Paralel dengan itu, seorang Ahok bisa melesat dari Bupati Belitung Timur
menjadi Wagub DKI, dan kemudian jadi Gubernur di Ibu Kota Negara.
Banyak
umat Islam dengan polos melihat dua fenomena di atas sebagai kebetulan. Padahal
orang yang belajar politik sedikit saja pasti paham, tidak ada kebetulan dalam
politik. Selalu ada agenda, strategi dan skenario di balik setiap peristiwa.
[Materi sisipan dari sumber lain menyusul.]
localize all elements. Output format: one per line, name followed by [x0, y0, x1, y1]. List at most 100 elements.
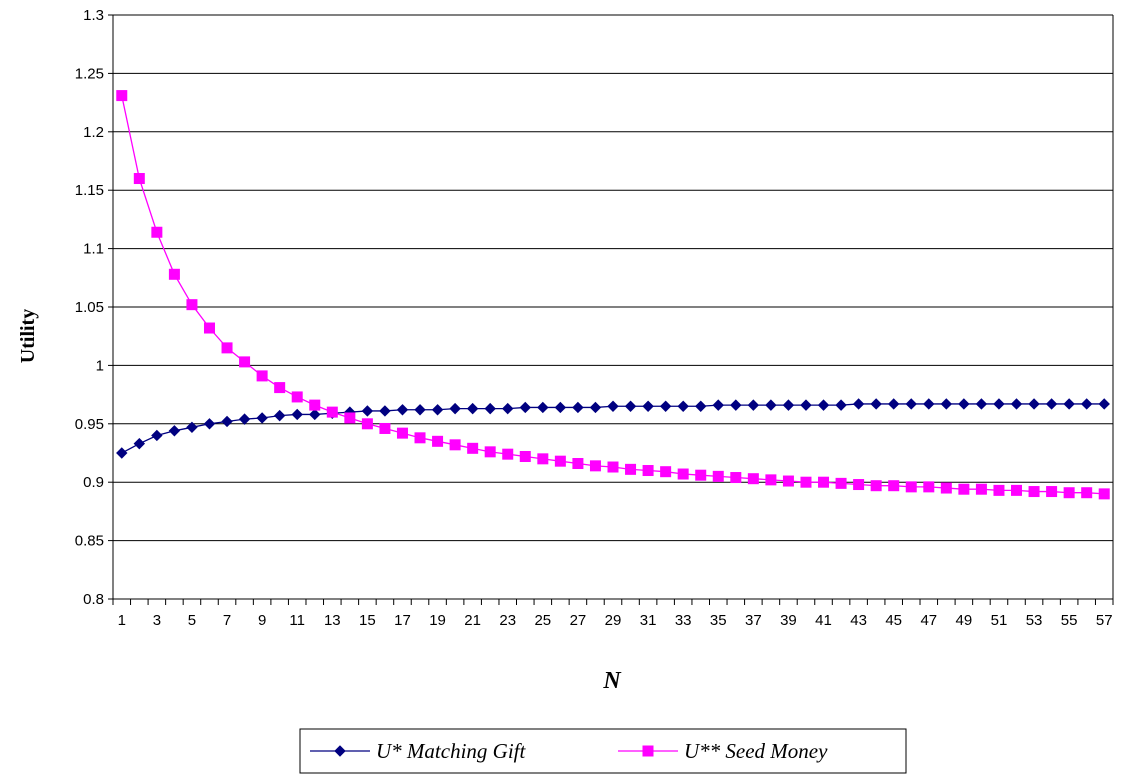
data-point	[835, 399, 847, 411]
data-point	[1011, 484, 1023, 496]
data-point	[782, 475, 794, 487]
data-point	[782, 399, 795, 411]
data-point	[116, 447, 128, 459]
data-point	[589, 460, 601, 472]
data-point	[256, 370, 268, 382]
x-tick-label: 13	[324, 612, 341, 629]
data-point	[344, 412, 356, 424]
data-point	[660, 466, 672, 478]
data-point	[975, 398, 988, 410]
data-point	[940, 398, 953, 410]
data-point	[221, 342, 233, 354]
data-point	[133, 437, 146, 450]
data-point	[168, 268, 180, 280]
data-point	[396, 404, 409, 416]
data-point	[116, 90, 128, 102]
data-point	[151, 226, 163, 238]
x-tick-label: 53	[1026, 612, 1043, 629]
legend-label: U* Matching Gift	[376, 739, 526, 763]
data-point	[817, 399, 830, 411]
data-point	[800, 399, 812, 411]
legend-marker	[334, 745, 346, 757]
data-point	[414, 404, 426, 416]
y-tick-label: 1.1	[83, 241, 104, 258]
data-point	[625, 463, 637, 475]
y-tick-label: 1.2	[83, 124, 104, 141]
data-point	[502, 402, 514, 415]
data-point	[186, 421, 198, 434]
data-point	[730, 399, 742, 411]
y-tick-label: 1.15	[75, 182, 104, 199]
x-tick-label: 49	[956, 612, 973, 629]
data-point	[449, 439, 461, 451]
x-tick-label: 37	[745, 612, 762, 629]
legend-item-1: U* Matching Gift	[310, 739, 526, 763]
data-point	[975, 483, 987, 495]
x-tick-label: 45	[885, 612, 902, 629]
data-point	[852, 398, 865, 410]
data-point	[870, 398, 882, 410]
data-point	[642, 400, 654, 412]
data-point	[484, 402, 496, 415]
legend-box	[299, 728, 907, 774]
x-axis-title: N	[602, 668, 622, 694]
y-tick-label: 0.95	[75, 416, 104, 433]
x-tick-label: 5	[188, 612, 196, 629]
x-tick-label: 15	[359, 612, 376, 629]
x-tick-label: 7	[223, 612, 231, 629]
y-tick-label: 1.05	[75, 299, 104, 316]
data-point	[519, 451, 531, 463]
data-point	[361, 405, 374, 417]
data-point	[624, 400, 637, 412]
x-tick-label: 33	[675, 612, 692, 629]
data-point	[747, 473, 759, 485]
x-tick-label: 27	[570, 612, 587, 629]
data-point	[1046, 486, 1058, 498]
series	[116, 90, 1110, 500]
x-tick-label: 23	[499, 612, 516, 629]
data-point	[431, 404, 444, 416]
data-point	[554, 455, 566, 467]
data-point	[554, 401, 567, 414]
data-point	[887, 398, 900, 410]
data-point	[203, 322, 215, 334]
data-point	[572, 401, 584, 414]
data-point	[853, 479, 865, 491]
data-point	[309, 408, 321, 421]
data-point	[326, 406, 338, 418]
data-point	[923, 481, 935, 493]
data-point	[133, 173, 145, 185]
data-point	[396, 427, 408, 439]
data-point	[168, 425, 181, 437]
y-tick-label: 1.25	[75, 65, 104, 82]
data-point	[151, 429, 163, 442]
series-1	[116, 398, 1110, 459]
data-point	[870, 480, 882, 492]
legend-label: U** Seed Money	[684, 739, 828, 763]
data-point	[905, 398, 917, 410]
y-tick-label: 1	[96, 357, 104, 374]
x-tick-label: 47	[920, 612, 937, 629]
data-point	[186, 299, 198, 311]
data-point	[712, 470, 724, 482]
data-point	[203, 418, 216, 430]
series-line	[121, 95, 1105, 495]
data-point	[537, 453, 549, 465]
data-point	[923, 398, 935, 410]
data-point	[1045, 398, 1058, 410]
data-point	[466, 402, 479, 415]
data-point	[993, 484, 1005, 496]
data-point	[677, 400, 689, 412]
data-point	[958, 398, 970, 410]
data-point	[730, 472, 742, 484]
data-point	[888, 480, 900, 492]
gridlines	[113, 14, 1114, 599]
x-tick-label: 31	[640, 612, 657, 629]
data-point	[940, 482, 952, 494]
data-point	[1098, 488, 1110, 500]
data-point	[695, 469, 707, 481]
data-point	[1028, 398, 1040, 410]
x-tick-label: 11	[289, 612, 305, 629]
Selalu ada _master mind_ di belakang itu semua. Bahkan selalu ada penyandang
dana yang berkepentingan memastikan bahwa dampak peristiwa poltik tersebut
memberikan _benefit_ yang lebih besar ketimbang _cost_ yang dikeluarkan.
Sama
naifnya kalau kita menganggap bahwa kebetulan Ade Komarudin menggantikan Setya
Novanto yang terjerat kasus korupsi sebagai Ketua DPR RI. Lalu Setya Novanto,
yang saat berkunjung ke AS hadir di kampanye Donald Trump, malah terpilih jadi
Ketum Golkar. Apa mungkin Setya Novanto bisa jadi pucuk pimpinan Partai
Beringin tanpa campur tangan Ical? Ohya, jangan lupa, Donald Trump adalah
kandidat Presiden AS yang terkenal sangat anti Islam. Salah satu gagasan dalam
kampanyenya adalah melarang masuknya muslim ke negara Paman Sam.
Cerita
tidak berhenti di situ. Tak lama setelah Setya Novanto jadi bos Golkar, partai
warisan Orba ini langsung menyatakan dukungan kepada Ahok untuk kembali menjadi
DKI Satu, menyusul Nasdem dan Hanura yang sudah lebih dahulu menyorongkan
dukungan.
Kelanjutannya
kita semua sudah mahfum. Tindakan Ahok menggusur ribuan warga marjinal di
Jakarta tidak pernah disorot media. Demikian pula dugaan korupsi dalam kasus
pembelian lahan RS Sumber Waras tidak 'dikuliti' dengan antusias oleh para
jurnalis.
Sebaliknya,
kasus kecil razia Satpol PP terhadap seorang pedagang di Serang yang membuka
warung di siang hari bulan Ramadhan diblow-up media dengan gegap gempita,
dengan _angel_ yang menyudutkan umat Islam. Padahal Satpol PP hanya menegakkan
Perda yang sudah bertahun-tahun berlaku di Serang, sebuah wilayah dengan 95%
warga muslim. Kacaunya, Presiden dengan sangat patriotik menyumbang 10 juta
untuk si pedagang. Bahkan para netizen menggalang dana hingga 130 juta sebagai
wujud simpati.
Mengapa
misalnya Jokowi tidak menyumbang dan para netizen tidak menggalang dana simpati
yang sedemikian signifikan untuk para korban penggusuran Ahok? Apakah karena
para warga marjinal itu melanggar Perda mengenai tata ruang sebagaimana selama
ini didalihkan Ahok? Kalau begitu sama saja _bro_! Pedagang di Serang itu
dirazia Satpol PP karena melanggar Perda yang mengatur jam buka gerai makanan
selama Ramadhan.
Coba
tengok bagaimana gegap gempitanya pemberitaan bahwa KPK menyatakan kasus RS
Sumber Waras bebas dari korupsi, padahal BPK sebelumnya nyata-nyata
mengindikasikan kerugian negara ratusan milyar dalam kasus ini. Sebaliknya,
rentetan penggusuran yang dilakukan Ahok sepi-sepi saja di media. Kok bisa?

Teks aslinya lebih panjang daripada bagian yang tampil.